Fürsorge. Foto: willma.. / photocase.de

Geschenkte Kraft

21.02.2018

Die Patientin sitzt kerzengerade am Bettrand. Kaum zu glauben, dass es dieselbe Frau ist, die ich vor ein paar Monaten zum ersten Mal getroffen habe.

Die Patientin sitzt kerzengerade am Bettrand. Kaum zu glauben, dass es dieselbe Frau ist, die ich vor ein paar Monaten zum ersten Mal getroffen habe. Sie kam mir damals wie eine Schnecke vor, die sich tief in ihr Haus zurückgezogen hatte.
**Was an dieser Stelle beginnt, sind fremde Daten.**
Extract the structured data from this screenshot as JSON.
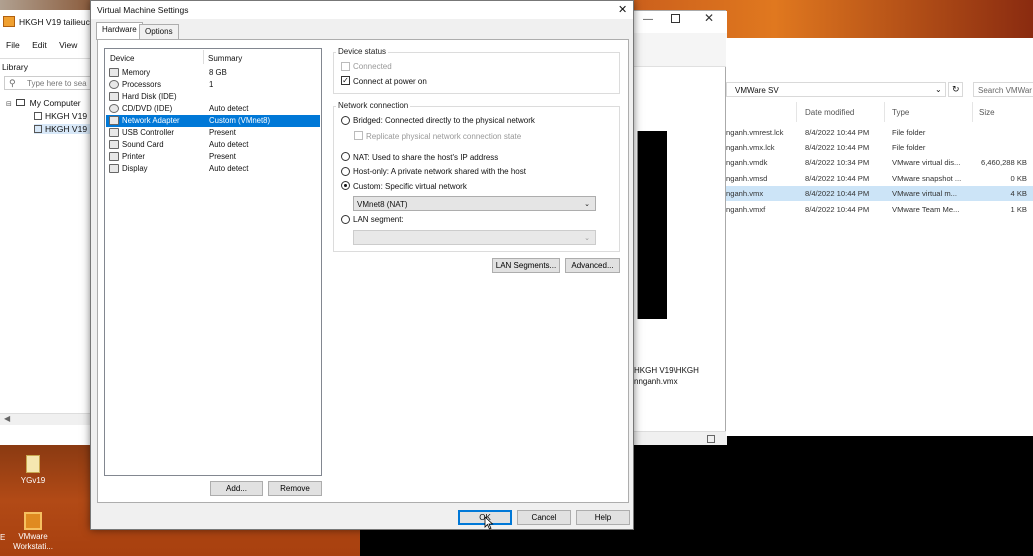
{
  "desktop": {
    "icons": [
      {
        "label": "YGv19",
        "icon": "file-icon"
      },
      {
        "label": "VMware\nWorkstati...",
        "icon": "vmware-icon"
      }
    ],
    "edge_letter": "E"
  },
  "workstation": {
    "title": "HKGH V19 tailieuc",
    "menu": [
      "File",
      "Edit",
      "View"
    ],
    "library_label": "Library",
    "search_placeholder": "Type here to sea",
    "tree": {
      "root": "My Computer",
      "items": [
        "HKGH V19",
        "HKGH V19"
      ]
    }
  },
  "explorer": {
    "breadcrumb": "VMWare SV",
    "search_placeholder": "Search VMWar",
    "columns": [
      "Date modified",
      "Type",
      "Size"
    ],
    "rows": [
      {
        "name": "nganh.vmrest.lck",
        "date": "8/4/2022 10:44 PM",
        "type": "File folder",
        "size": ""
      },
      {
        "name": "nganh.vmx.lck",
        "date": "8/4/2022 10:44 PM",
        "type": "File folder",
        "size": ""
      },
      {
        "name": "nganh.vmdk",
        "date": "8/4/2022 10:34 PM",
        "type": "VMware virtual dis...",
        "size": "6,460,288 KB"
      },
      {
        "name": "nganh.vmsd",
        "date": "8/4/2022 10:44 PM",
        "type": "VMware snapshot ...",
        "size": "0 KB"
      },
      {
        "name": "nganh.vmx",
        "date": "8/4/2022 10:44 PM",
        "type": "VMware virtual m...",
        "size": "4 KB",
        "selected": true
      },
      {
        "name": "nganh.vmxf",
        "date": "8/4/2022 10:44 PM",
        "type": "VMware Team Me...",
        "size": "1 KB"
      }
    ],
    "path_line1": "HKGH V19\\HKGH",
    "path_line2": "nnganh.vmx"
  },
  "dialog": {
    "title": "Virtual Machine Settings",
    "tabs": [
      "Hardware",
      "Options"
    ],
    "list_headers": {
      "device": "Device",
      "summary": "Summary"
    },
    "devices": [
      {
        "name": "Memory",
        "summary": "8 GB",
        "icon": "memory-icon"
      },
      {
        "name": "Processors",
        "summary": "1",
        "icon": "processor-icon"
      },
      {
        "name": "Hard Disk (IDE)",
        "summary": "",
        "icon": "hard-disk-icon"
      },
      {
        "name": "CD/DVD (IDE)",
        "summary": "Auto detect",
        "icon": "cd-dvd-icon"
      },
      {
        "name": "Network Adapter",
        "summary": "Custom (VMnet8)",
        "icon": "network-adapter-icon",
        "selected": true
      },
      {
        "name": "USB Controller",
        "summary": "Present",
        "icon": "usb-icon"
      },
      {
        "name": "Sound Card",
        "summary": "Auto detect",
        "icon": "sound-icon"
      },
      {
        "name": "Printer",
        "summary": "Present",
        "icon": "printer-icon"
      },
      {
        "name": "Display",
        "summary": "Auto detect",
        "icon": "display-icon"
      }
    ],
    "add_label": "Add...",
    "remove_label": "Remove",
    "device_status": {
      "title": "Device status",
      "connected": "Connected",
      "connect_power_on": "Connect at power on"
    },
    "network": {
      "title": "Network connection",
      "bridged": "Bridged: Connected directly to the physical network",
      "replicate": "Replicate physical network connection state",
      "nat": "NAT: Used to share the host's IP address",
      "host_only": "Host-only: A private network shared with the host",
      "custom": "Custom: Specific virtual network",
      "custom_value": "VMnet8 (NAT)",
      "lan_segment": "LAN segment:",
      "lan_value": ""
    },
    "lan_segments_btn": "LAN Segments...",
    "advanced_btn": "Advanced...",
    "ok_label": "OK",
    "cancel_label": "Cancel",
    "help_label": "Help"
  }
}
Nur zögerlich erzählte sie aus ihrem Leben. Schluchzend und unter Tränen resümierte sie: «Zu auem häre itz no das. I weis nid, wohär d Kraft näh für witer z’mache». Seither fanden viele Therapien statt und mehrere Begegnungen unsererseits.
Nun steht ein vorläufiger Austritt bevor. Ich gratuliere der Frau und sage, dass sie durchaus stolz auf sich sein dürfe. Lächelnd nimmt sie meine Worte entgegen und verfällt sogleich mit gesenktem Haupt ins Grübeln.
«Ich weiss nicht», sagt sie leise, «woher ich die Kraft bekommen habe. Mir wurde eigentlich noch nie etwas geschenkt. Früher habe ich oft gebetet, um es dann irgendwann wieder aufzugeben.» Nach einer längeren Atempause schaut mich die Frau erwartungsvoll an und fragt: «Kommen sie mich weiterhin besuchen, wenn ich wieder eintrete?» «Ja», erwidere ich, «wenn Sie das wünschen.» «Sehr gerne sogar», sagt sie bestimmt.